Incredibly large sand dunes along the Peruvian coast north of Lima

We did it deluxe…taxi to the trailhead, burros to the refuge. Peru is sooo nice and easy!

Our first stop was the Llanganuco Valley…home to Refugio Peru and our first climb, Pisco, seen behind

Before I arrived, Justin took a bad spill on a mountain bike. Not so sure about the sanitation in the Huaraz clinic

Practicing crevasse rescue hauling systems on Pisco

We climbed Pisco in deteriorating conditions. Here I lead over a snow bridge leading to the summit ridge

We hiked out via the spectacular Laguna 69


Heading to our camp beneath Ranrapalca. Gotta have at least one day with a huge pack per expedition

Ranrapalca. While traversing in the night to the col at the base of the photo, hidden crevasses whumphed on us. After scouting a few potential routes, we opted for the more logical and easier Ishinca

Huantsan as seen from Ishinca

Justin soloing some ice at the toe of the glacier

Tocllaraju. Our final objective was the direct west face, essentially the steepest line visible up the left side. We opted to attempt it in a single push from base camp.

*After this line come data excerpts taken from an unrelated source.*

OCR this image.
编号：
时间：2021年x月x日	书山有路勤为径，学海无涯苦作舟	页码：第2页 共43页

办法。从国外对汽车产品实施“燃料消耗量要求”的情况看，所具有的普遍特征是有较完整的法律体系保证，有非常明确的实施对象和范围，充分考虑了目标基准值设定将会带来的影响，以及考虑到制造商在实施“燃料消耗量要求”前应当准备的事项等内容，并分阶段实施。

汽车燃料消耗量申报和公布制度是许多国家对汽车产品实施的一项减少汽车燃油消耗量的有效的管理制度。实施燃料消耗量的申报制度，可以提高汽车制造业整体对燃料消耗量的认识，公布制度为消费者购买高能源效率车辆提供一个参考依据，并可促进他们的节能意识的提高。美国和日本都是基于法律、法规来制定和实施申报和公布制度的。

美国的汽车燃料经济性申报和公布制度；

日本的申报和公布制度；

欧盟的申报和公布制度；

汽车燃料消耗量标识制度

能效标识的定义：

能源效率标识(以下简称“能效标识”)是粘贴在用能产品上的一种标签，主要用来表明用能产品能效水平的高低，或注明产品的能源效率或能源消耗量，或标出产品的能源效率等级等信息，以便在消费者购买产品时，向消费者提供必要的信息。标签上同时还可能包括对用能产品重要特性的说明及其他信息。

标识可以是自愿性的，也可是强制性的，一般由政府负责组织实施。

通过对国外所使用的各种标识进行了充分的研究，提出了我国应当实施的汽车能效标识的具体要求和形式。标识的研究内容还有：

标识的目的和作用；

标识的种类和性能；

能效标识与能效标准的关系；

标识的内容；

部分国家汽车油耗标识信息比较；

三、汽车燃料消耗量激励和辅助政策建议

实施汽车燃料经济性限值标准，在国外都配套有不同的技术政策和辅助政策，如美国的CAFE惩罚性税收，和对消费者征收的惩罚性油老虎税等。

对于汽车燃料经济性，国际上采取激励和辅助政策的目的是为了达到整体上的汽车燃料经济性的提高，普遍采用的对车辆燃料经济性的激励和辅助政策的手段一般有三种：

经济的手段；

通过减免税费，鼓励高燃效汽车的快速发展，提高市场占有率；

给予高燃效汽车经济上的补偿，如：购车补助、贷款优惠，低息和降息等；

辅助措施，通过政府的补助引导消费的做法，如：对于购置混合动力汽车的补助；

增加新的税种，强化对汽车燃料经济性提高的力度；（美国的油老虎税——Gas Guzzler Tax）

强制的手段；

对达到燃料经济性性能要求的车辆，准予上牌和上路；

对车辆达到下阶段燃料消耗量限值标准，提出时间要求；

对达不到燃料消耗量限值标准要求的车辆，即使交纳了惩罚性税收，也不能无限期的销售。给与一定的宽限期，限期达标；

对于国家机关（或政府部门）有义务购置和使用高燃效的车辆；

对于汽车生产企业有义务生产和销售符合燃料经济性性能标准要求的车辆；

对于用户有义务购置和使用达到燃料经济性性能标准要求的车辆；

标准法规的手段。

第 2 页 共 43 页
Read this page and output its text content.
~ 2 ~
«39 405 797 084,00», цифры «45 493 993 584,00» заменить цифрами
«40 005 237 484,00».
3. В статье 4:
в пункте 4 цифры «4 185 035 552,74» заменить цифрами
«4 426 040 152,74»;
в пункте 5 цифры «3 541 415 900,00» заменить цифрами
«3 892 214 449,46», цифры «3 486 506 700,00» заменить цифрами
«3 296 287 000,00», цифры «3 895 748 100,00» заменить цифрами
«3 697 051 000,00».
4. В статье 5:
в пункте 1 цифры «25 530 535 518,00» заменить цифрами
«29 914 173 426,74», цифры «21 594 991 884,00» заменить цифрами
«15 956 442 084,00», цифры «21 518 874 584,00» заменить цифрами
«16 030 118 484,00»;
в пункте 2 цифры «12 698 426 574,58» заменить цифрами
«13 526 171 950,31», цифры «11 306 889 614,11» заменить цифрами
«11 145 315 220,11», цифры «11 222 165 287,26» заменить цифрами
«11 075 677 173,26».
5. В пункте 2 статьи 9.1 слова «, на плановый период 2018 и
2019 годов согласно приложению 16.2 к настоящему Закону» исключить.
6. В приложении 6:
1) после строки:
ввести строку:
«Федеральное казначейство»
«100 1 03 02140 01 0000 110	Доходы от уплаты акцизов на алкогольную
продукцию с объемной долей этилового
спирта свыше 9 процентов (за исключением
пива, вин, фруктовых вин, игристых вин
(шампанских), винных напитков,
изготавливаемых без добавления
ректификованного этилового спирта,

Our German friends in the refuge

Me starting up the face. Crossing the bergschrund was a delicate pullup maneuver on icicles followed by a lot of cleaning rotten ice.

Justin following the lower face. We opted to simulclimb the whole thing, protecting with intermediate ice screws, pickets and Tiblocs to protect the leader

Justin leading into the rotten rock band

Justin approaching our high point…a rotten, uncrossable crevasse about 50-100 vertical meters below the summit

Justin on one of 8-9 rappels. Most were v-threads (holes in the ice) while the bottom couple were off pickets (aluminum stakes in snow)

Justin building the next anchor. We rappelled into the evening, and returned to the refuge after 20 hours of continuous climbing

The staff of the refuge, particularly Andre (second from right) were incredibly warm and hospitable

Huascaran, Peru’s highest mountain, shrouded in clouds. Despite consistently bad weather and snow conditions, we had a wonderful time in the Blanca!